6. If the p-value is smaller than a cutoff of significance, i.e. a small value such as 0.05 or 0.01,  then the hypothesis is rejected. This significance value has been fixed in advance of the experiment and before the data are collected and processed.

In both Popper’s and Fisher’s approaches, rejection of the null hypothesis does not lead to the acceptance of an alternative one: the researcher is back to the drawing board, figuring out alternative hypotheses that are to be tested experimentally and rejected (or not) in a similar fashion.

Even though the Popper/Fisher and the Bayesian approaches appear to contradict each other, and are usually discussed as such, we should note that the former, considered as a mathematical procedure, may be viewed as a special case of the latter under some special conditions.
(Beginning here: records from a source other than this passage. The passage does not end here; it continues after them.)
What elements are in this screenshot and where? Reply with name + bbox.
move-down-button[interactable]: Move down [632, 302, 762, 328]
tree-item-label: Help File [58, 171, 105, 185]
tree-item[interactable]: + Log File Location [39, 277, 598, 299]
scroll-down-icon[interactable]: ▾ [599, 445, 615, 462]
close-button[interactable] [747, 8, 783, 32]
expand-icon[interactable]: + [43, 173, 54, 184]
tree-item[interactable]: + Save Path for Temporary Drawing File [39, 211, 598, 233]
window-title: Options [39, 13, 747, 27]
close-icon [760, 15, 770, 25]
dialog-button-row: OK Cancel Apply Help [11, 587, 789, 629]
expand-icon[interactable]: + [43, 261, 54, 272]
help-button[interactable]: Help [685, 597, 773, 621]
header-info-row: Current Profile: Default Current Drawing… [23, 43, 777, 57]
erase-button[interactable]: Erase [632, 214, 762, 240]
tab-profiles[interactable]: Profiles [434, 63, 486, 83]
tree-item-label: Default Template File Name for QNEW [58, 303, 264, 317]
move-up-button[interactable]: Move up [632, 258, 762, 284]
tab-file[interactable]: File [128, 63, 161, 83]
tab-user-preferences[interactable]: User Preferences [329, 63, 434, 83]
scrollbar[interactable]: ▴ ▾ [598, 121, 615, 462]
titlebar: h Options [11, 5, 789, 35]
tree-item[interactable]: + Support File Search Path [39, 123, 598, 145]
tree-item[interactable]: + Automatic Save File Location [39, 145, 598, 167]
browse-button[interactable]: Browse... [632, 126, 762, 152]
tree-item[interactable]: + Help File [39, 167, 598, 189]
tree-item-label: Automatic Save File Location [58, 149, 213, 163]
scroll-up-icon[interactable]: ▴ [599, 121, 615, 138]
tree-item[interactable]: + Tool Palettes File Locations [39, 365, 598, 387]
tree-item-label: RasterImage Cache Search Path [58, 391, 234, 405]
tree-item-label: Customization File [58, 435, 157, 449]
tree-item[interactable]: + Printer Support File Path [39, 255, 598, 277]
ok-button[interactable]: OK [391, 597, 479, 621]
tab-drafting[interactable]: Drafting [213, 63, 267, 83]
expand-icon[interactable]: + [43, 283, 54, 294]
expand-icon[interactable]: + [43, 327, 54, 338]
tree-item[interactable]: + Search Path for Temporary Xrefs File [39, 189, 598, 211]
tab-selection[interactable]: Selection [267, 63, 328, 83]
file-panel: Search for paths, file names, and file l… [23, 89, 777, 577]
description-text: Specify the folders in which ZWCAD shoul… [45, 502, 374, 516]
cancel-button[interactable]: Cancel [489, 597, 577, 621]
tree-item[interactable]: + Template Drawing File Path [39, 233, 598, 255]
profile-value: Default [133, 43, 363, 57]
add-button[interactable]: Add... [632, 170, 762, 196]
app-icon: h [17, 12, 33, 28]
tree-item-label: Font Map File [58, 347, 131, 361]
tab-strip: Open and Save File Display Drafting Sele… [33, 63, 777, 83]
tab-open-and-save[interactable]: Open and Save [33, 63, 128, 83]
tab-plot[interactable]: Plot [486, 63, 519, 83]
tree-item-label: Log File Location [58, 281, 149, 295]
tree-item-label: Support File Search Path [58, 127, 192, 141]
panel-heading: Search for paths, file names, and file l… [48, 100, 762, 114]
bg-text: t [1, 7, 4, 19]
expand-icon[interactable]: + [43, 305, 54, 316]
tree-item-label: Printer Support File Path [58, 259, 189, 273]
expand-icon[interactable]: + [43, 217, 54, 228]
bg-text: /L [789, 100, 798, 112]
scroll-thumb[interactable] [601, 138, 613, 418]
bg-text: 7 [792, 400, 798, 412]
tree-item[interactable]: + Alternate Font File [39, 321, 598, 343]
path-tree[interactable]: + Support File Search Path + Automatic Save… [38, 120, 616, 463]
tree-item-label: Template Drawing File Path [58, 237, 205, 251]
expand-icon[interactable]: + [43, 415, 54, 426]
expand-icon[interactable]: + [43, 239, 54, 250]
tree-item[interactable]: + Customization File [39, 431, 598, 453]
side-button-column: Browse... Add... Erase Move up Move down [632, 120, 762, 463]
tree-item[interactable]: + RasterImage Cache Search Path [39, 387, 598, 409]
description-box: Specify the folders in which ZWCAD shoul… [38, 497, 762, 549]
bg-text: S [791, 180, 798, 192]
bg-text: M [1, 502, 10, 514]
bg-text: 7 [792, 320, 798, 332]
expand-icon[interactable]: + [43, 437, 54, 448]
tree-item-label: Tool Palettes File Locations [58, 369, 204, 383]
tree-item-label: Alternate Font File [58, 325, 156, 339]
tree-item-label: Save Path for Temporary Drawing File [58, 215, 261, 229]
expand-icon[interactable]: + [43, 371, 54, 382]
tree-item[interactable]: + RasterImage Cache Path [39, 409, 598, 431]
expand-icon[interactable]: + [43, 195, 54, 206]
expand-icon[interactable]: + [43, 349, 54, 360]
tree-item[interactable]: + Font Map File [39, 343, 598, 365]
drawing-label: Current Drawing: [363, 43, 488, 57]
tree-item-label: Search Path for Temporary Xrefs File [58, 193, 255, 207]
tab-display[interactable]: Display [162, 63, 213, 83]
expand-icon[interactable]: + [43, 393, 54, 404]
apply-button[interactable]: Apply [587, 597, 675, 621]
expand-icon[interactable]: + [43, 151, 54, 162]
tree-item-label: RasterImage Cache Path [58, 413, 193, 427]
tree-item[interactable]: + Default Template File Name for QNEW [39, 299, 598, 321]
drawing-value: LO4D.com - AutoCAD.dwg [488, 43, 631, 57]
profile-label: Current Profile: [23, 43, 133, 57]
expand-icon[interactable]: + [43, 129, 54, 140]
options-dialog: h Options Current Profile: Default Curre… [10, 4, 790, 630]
This is most easily seen in the case of a narrative or model that specifies data/observables that are impossible (have zero likelihood) under the model. If it happens that such data are actually obtained, then application of Bayes theorem to the problem of choosing among alternatives yields:

$p(H_0|D) \propto p(D|H_0) \times p(H_0) = 0 \times p(H_0) = 0$

irrespective of any other alternatives one wishes to consider and implied by the proportionality constant in the Bayes theorem formula. Therefore obtaining an impossible result is sufficient to render a scientific theory false as its posterior probability becomes zero irrespective of what the data say about alternatives. On the other hand obtaining a result that is certain according to the theory only increases our confidence in it, without ever telling us whether there is another theory that provides a more plausible explanation of the world.

Although this line or reasoning shows a Bayesian (and probabilistically trivial) interpretation of Popper’s falsification one-theory-at-time approach one, it does not provide a similar basis for which to interpret the p-value in the Fisherian perspective. This is going to be dealt with in the second part of this post.